Pode-se dizer que o mandato do BCE, unicamente sobre a inflação, é mais restrito do que o da Reserva Federal, quer sobre a inflação quer sobre o desemprego, pelo que não se deve comparar directamente os resultados económicos que, para além disso, dependem também de outros factores, como a subsequente e específica crise do euro. No entanto, não deixa de ser extremamente curioso constatar que, havendo nos EUA dois objectivos potencialmente em conflito, os valores alcançados hoje estão muito mais próximos das metas, do que acontece no caso do BCE, que só tem uma meta.

Regressando agora a um dos maiores suspenses americanos, sobre a data e a trajectória de subida das taxas de juro de referência, pode-se aceitar que os dados económicos se têm apresentado com alguma ambivalência, com o desemprego numa clara trajectória descendente, mas sem qualquer sinal de aceleração de preços nem salários.

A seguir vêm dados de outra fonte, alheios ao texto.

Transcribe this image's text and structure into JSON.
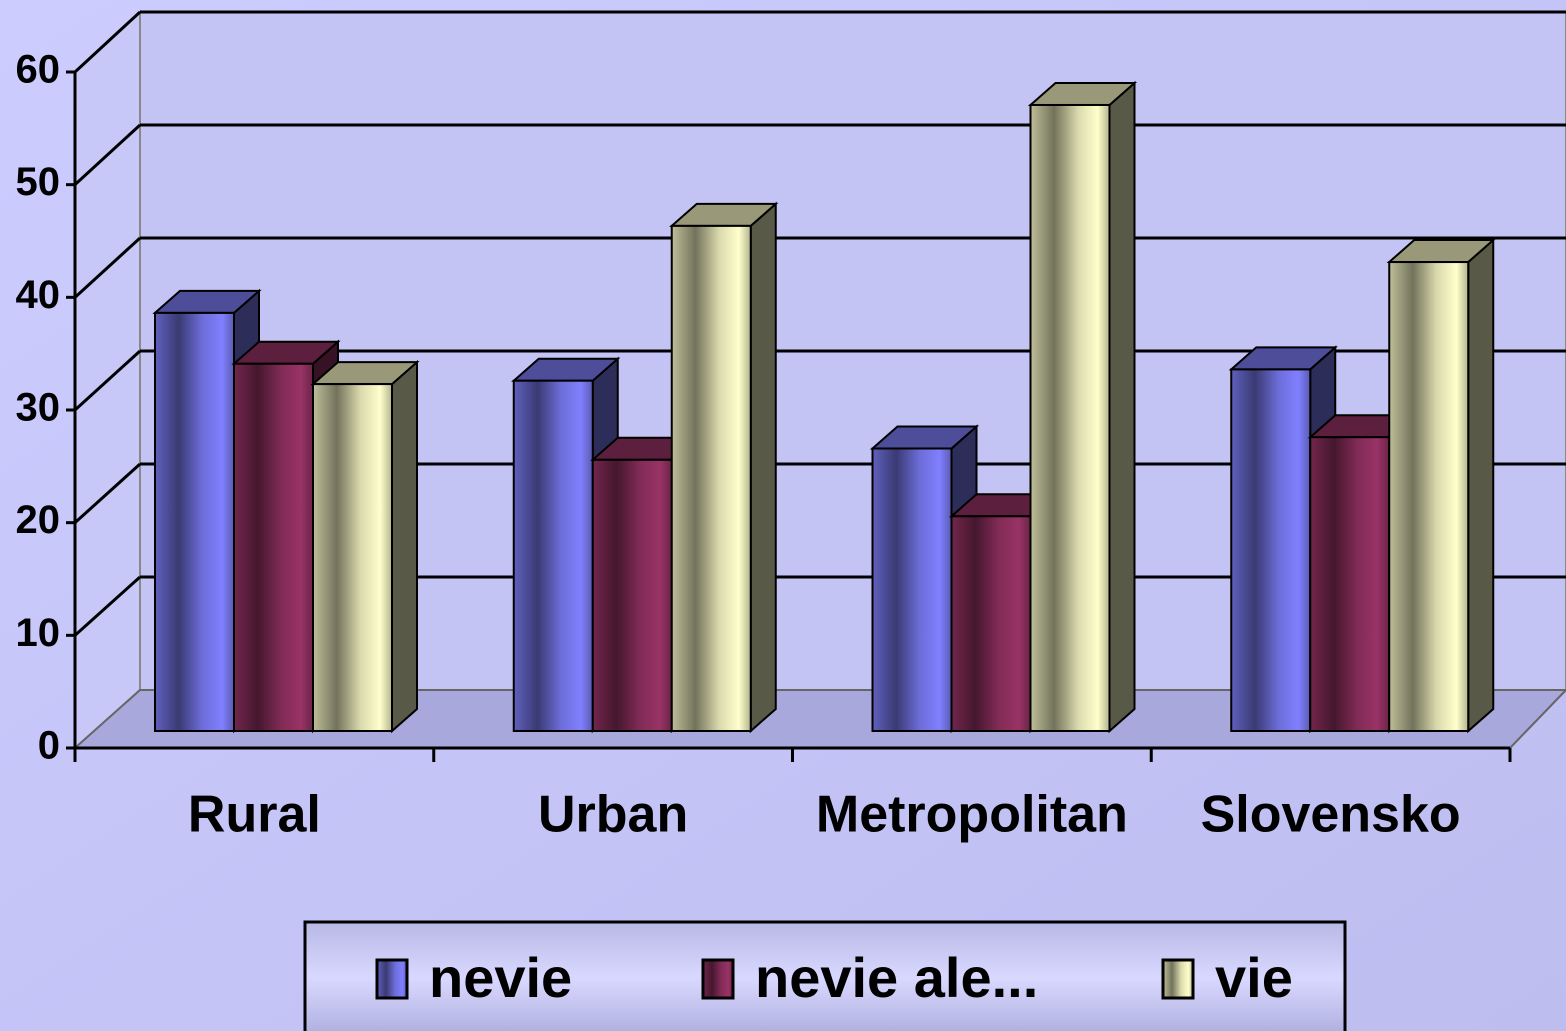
{
  "chart_data": {
    "type": "bar3d",
    "categories": [
      "Rural",
      "Urban",
      "Metropolitan",
      "Slovensko"
    ],
    "series": [
      {
        "name": "nevie",
        "color": "#8080ff",
        "values": [
          37,
          31,
          25,
          32
        ]
      },
      {
        "name": "nevie ale...",
        "color": "#993366",
        "values": [
          32.5,
          24,
          19,
          26
        ]
      },
      {
        "name": "vie",
        "color": "#ffffcc",
        "values": [
          30.7,
          44.7,
          55.4,
          41.5
        ]
      }
    ],
    "ylim": [
      0,
      60
    ],
    "yticks": [
      0,
      10,
      20,
      30,
      40,
      50,
      60
    ],
    "grid": true,
    "legend": "bottom"
  }
}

Infelizmente, parece-me que esta discussão, nos próprios EUA, está muito inquinada por condicionamentos ideológicos, que podem impedir a tomada da melhor decisão.

No entanto, entendo que existe uma brutal e esclarecedora assimetria entre correr o risco de subir as taxas tarde demais ou cedo demais. Se se incorrer no erro do atraso, a consequência será uma inflação um pouco acima dos 2% de referência, um problema insignificante, para o qual existe um instrumento, que é a subida das taxas de juro, para o qual não há limite.

Já o erro da antecipação pode fazer soçobrar a economia americana, arrastando muitas outras consigo, e o instrumento disponível ficaria com uma margem mínima. Enquanto o primeiro erro é insignificante e fácil de resolver, o segundo é grave e de difícil resolução. A escolha deveria ser óbvia, mas veremos o que se passará nos próximos tempos, em que da China também já chegam nuvens ao horizonte.